Customer Hosted Query Compute
K
Kyle Lundstedt
(aka, hybrid deployment for MotherDuck)
Financial services institutions and other customers with sensitive data strongly prefer to keep their data on infrastructure that they control. While many have moved to Snowflake or Databricks for scalability, etc. those customers also are moving to "lakehouse"-style architectures with open table formats (OTF like Iceberg, Delta) hosted on cloud object storage (S3, Azure Blob, etc.).
They then use the cloud data platforms for compute, with access to their OTF data as external tables that remain on their object storage. This approach gives them more control over the data, and avoids lock-in with data platforms vendors. However, while the data is stored on customer-controlled cloud object storage, it still must be processed on infrastructure owned by the data platform vendors.
To avoid this need to rely on vendor infrastructure for computing on sensitive data, companies like Fivetran offer a "hybrid deployment model", in which data is stored AND processed on customer-owned infrastructure. This architecture grants their customers complete control over their data's flow, allowing them to meet specific business needs concerning data security.
I'd love to see a "hybrid deployment model" for MotherDuck (MD), too! It seems that MD's architecture would make this approach relatively straightforward, whereas other data platforms might struggle to provide the same.
- DuckDB and hence MD already can read (and soon write) OTF hosted on cloud object storage (the "storage layer") with near-native performance.
- MD's architecture also seems to have separated the "control plane" (MD's Service Layer, Catalog) from the "compute layer" (Ducklings).
- MD already has "dual execution" for running hybrid queries across local and remote compute.

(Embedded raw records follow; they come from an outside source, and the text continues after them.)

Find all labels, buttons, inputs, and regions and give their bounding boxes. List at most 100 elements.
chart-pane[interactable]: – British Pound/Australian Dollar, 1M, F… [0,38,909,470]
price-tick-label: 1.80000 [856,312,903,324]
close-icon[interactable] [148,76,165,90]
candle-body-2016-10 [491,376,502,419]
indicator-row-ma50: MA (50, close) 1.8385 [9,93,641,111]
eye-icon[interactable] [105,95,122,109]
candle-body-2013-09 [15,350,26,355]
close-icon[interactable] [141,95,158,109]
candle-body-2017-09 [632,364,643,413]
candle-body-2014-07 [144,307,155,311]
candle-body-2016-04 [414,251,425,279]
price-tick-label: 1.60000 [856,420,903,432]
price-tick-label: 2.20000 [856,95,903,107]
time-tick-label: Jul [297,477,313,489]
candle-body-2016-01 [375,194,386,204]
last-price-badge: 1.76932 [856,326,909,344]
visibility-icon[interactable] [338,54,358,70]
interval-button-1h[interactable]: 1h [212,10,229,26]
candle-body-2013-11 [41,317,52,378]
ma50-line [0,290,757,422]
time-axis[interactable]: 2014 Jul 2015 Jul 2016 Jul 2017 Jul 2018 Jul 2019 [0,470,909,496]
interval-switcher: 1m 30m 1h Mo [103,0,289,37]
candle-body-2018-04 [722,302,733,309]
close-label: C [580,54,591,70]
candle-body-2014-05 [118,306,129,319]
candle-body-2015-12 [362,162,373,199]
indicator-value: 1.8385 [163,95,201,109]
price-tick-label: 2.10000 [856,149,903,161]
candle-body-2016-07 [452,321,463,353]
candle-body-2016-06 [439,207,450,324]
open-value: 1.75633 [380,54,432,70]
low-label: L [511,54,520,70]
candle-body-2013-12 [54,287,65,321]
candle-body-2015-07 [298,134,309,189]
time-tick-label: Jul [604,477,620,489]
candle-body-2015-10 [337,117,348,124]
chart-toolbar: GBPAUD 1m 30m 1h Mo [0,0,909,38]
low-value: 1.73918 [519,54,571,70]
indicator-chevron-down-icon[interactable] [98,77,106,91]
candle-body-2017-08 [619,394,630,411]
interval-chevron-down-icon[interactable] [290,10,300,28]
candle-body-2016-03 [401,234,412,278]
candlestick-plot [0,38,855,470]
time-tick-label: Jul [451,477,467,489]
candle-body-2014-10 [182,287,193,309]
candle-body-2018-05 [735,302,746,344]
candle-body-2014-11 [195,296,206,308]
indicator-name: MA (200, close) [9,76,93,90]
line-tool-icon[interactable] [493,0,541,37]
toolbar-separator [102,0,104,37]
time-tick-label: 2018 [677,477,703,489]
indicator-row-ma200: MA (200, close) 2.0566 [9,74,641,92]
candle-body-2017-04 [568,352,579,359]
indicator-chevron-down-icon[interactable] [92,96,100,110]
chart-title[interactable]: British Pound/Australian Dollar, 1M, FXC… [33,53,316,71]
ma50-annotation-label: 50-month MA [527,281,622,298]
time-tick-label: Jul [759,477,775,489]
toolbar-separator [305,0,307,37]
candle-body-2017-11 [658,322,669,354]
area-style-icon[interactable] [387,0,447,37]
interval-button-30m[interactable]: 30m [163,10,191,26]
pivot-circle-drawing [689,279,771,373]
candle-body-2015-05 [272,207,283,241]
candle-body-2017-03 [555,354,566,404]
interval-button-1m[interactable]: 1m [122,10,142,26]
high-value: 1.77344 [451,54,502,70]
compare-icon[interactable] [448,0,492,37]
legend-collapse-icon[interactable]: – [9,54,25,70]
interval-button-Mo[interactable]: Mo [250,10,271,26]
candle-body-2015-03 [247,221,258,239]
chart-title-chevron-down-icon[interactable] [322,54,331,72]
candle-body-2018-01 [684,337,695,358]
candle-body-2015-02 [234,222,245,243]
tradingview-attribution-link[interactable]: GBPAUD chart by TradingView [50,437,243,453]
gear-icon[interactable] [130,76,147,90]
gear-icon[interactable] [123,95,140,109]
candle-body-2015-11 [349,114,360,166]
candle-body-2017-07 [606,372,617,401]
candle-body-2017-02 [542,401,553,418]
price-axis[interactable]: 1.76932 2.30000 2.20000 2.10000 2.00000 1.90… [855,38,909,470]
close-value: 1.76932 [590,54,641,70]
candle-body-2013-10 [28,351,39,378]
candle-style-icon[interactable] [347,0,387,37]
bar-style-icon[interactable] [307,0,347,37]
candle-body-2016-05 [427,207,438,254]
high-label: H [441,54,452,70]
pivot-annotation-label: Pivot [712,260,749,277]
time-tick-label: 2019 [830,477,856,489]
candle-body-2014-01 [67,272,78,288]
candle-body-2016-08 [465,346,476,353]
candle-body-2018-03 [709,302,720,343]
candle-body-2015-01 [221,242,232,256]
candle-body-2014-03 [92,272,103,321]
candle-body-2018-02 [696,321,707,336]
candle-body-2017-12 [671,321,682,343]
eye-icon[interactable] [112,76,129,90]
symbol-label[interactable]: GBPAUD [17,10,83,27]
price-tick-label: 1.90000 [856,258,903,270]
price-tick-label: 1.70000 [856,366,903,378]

While running DuckDB on the customers infrastructure is possible, it wouldn't be the same, since you would lose the concurrency, user management, etc that MD provides.
So, I'd love to have MD ducklings that could run remotely in VMs or containers (or even MD Wasm -download and run the duckling in the browser! 😁) on customer-controlled infrastructure, but still managed via the MD front-end (service layer).
K
Kyle Lundstedt
For that matter, running MD ducklings on the edge (e.g., Cloudflare Workers) would be super cool, too!